The Houthis, expressing solidarity with Palestinians during the three-month long war between Israel and Hamas, hijacked vessels in the Red Sea, disrupting the crucial trade route and raising alarm among Western powers.
The state-owned firm, QatarEnergy, has kept at least four LNG tankers off the coast of Oman, citing security reasons for their pausing.
This pause followed numerous airstrikes by the US and the UK on the Houthis in Yemen. The Houthis, engaged in a prolonged conflict with a Saudi-led coalition, have extended their focus to the sea, exerting pressure on Israel in recent months. In response, the U.S. military intercepted an anti-ship cruise missile fired by the militants.
British Defence Secretary Grant Shapps remarked, “let’s wait and see what happens,” regarding the possibility of additional strikes. The conflict in the Red Sea is one Britain said it would rather avoid, although it will safeguard the right of free navigation.
The situation has impacted businesses, with Suzuki halting production in Hungary due to delayed engine arrivals from Red Sea attacks. QatarEnergy is reportedly seeking security advice before deciding to resume Red Sea passage or take the longer route around Africa’s Cape of Good Hope.
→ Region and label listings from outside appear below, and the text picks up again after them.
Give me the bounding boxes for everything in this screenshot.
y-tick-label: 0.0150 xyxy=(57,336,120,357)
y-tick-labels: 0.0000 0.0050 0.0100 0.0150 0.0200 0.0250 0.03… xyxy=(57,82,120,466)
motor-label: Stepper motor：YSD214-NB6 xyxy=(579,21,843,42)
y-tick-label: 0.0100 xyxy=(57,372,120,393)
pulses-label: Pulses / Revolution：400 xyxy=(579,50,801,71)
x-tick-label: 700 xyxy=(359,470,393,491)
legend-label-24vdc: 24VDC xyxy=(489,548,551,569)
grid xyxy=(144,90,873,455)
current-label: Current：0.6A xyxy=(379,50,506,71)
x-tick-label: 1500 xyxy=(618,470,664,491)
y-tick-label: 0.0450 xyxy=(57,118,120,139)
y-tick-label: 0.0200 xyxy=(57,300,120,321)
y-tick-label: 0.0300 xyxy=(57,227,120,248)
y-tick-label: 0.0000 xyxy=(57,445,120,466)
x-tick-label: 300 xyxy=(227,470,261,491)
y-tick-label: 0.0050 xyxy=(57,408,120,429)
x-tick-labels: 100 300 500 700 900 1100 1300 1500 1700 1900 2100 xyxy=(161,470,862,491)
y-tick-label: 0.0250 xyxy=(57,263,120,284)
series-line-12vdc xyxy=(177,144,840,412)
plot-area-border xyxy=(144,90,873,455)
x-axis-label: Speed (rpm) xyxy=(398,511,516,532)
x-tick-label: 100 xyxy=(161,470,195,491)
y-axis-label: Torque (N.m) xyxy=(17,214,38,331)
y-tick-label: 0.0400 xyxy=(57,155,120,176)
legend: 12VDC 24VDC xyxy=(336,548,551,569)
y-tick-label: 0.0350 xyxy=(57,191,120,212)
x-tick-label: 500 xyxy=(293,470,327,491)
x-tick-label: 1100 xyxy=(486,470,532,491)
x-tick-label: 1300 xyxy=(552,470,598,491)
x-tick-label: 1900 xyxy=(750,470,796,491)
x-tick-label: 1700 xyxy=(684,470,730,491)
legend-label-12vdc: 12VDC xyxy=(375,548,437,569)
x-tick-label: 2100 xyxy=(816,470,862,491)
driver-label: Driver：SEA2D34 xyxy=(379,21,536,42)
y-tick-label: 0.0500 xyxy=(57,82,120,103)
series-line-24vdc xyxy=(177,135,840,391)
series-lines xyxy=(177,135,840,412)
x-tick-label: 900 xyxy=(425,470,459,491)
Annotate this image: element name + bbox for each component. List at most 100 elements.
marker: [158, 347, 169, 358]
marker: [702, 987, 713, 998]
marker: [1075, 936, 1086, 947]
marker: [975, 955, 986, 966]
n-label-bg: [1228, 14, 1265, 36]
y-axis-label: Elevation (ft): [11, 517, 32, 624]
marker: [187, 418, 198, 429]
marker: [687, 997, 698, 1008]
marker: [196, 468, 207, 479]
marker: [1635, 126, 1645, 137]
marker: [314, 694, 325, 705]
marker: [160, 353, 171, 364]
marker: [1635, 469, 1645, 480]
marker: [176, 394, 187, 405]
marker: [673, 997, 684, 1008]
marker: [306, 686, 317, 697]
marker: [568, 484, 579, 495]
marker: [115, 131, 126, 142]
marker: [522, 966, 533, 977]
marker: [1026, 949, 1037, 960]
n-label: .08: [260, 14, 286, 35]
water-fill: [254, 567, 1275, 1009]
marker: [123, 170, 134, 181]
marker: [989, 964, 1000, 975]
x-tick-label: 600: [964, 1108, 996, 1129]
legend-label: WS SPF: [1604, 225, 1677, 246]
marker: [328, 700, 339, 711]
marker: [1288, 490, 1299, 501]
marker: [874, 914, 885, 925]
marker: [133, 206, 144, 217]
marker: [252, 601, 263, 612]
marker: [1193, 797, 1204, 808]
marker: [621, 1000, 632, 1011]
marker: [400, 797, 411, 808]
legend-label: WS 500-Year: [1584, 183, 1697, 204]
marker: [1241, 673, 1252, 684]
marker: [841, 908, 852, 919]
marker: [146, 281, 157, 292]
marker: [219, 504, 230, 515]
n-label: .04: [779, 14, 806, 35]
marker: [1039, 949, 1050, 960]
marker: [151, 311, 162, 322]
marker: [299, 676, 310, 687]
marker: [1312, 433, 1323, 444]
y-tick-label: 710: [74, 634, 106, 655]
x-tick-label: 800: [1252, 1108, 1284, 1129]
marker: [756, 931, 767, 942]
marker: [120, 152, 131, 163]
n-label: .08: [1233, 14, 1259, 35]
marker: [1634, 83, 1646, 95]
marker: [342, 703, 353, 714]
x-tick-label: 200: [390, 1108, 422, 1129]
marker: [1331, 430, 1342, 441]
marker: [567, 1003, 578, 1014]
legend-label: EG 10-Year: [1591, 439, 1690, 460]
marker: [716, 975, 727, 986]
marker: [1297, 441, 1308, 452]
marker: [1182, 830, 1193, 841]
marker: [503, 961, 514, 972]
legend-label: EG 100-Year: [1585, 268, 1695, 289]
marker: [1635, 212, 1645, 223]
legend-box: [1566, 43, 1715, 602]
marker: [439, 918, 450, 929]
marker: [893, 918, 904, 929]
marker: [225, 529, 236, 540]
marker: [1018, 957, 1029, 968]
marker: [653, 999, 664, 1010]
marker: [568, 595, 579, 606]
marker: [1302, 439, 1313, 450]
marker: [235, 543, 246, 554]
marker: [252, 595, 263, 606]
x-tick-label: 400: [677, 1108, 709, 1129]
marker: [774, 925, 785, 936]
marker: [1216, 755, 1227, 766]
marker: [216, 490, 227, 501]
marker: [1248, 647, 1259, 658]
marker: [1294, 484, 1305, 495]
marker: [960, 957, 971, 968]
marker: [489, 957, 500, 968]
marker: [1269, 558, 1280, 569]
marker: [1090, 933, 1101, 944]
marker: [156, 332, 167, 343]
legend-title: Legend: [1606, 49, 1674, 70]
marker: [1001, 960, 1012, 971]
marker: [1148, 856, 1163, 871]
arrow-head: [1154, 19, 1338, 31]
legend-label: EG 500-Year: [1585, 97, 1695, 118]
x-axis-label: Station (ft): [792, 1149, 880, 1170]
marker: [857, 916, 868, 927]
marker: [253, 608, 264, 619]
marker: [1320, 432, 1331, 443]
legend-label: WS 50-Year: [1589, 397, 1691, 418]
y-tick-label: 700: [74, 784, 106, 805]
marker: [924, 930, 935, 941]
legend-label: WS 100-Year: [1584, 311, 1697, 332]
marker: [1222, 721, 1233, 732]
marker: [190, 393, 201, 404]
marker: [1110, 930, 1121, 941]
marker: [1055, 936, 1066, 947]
The Houthis remain steadfast in targeting Israel-linked ships, heightening concerns about the security of this vital maritime passage. The Red Sea, a critical shipping route linking Europe and Asia, sees about 12% of world shipping traffic through the Suez Canal.
These geopolitical tensions have affected energy markets, with fluctuations in European gas prices and Asia spot LNG prices. Despite rising Middle East tensions, oil supplies have remained unaffected, leading to a slight dip in oil prices after a brief increase last week.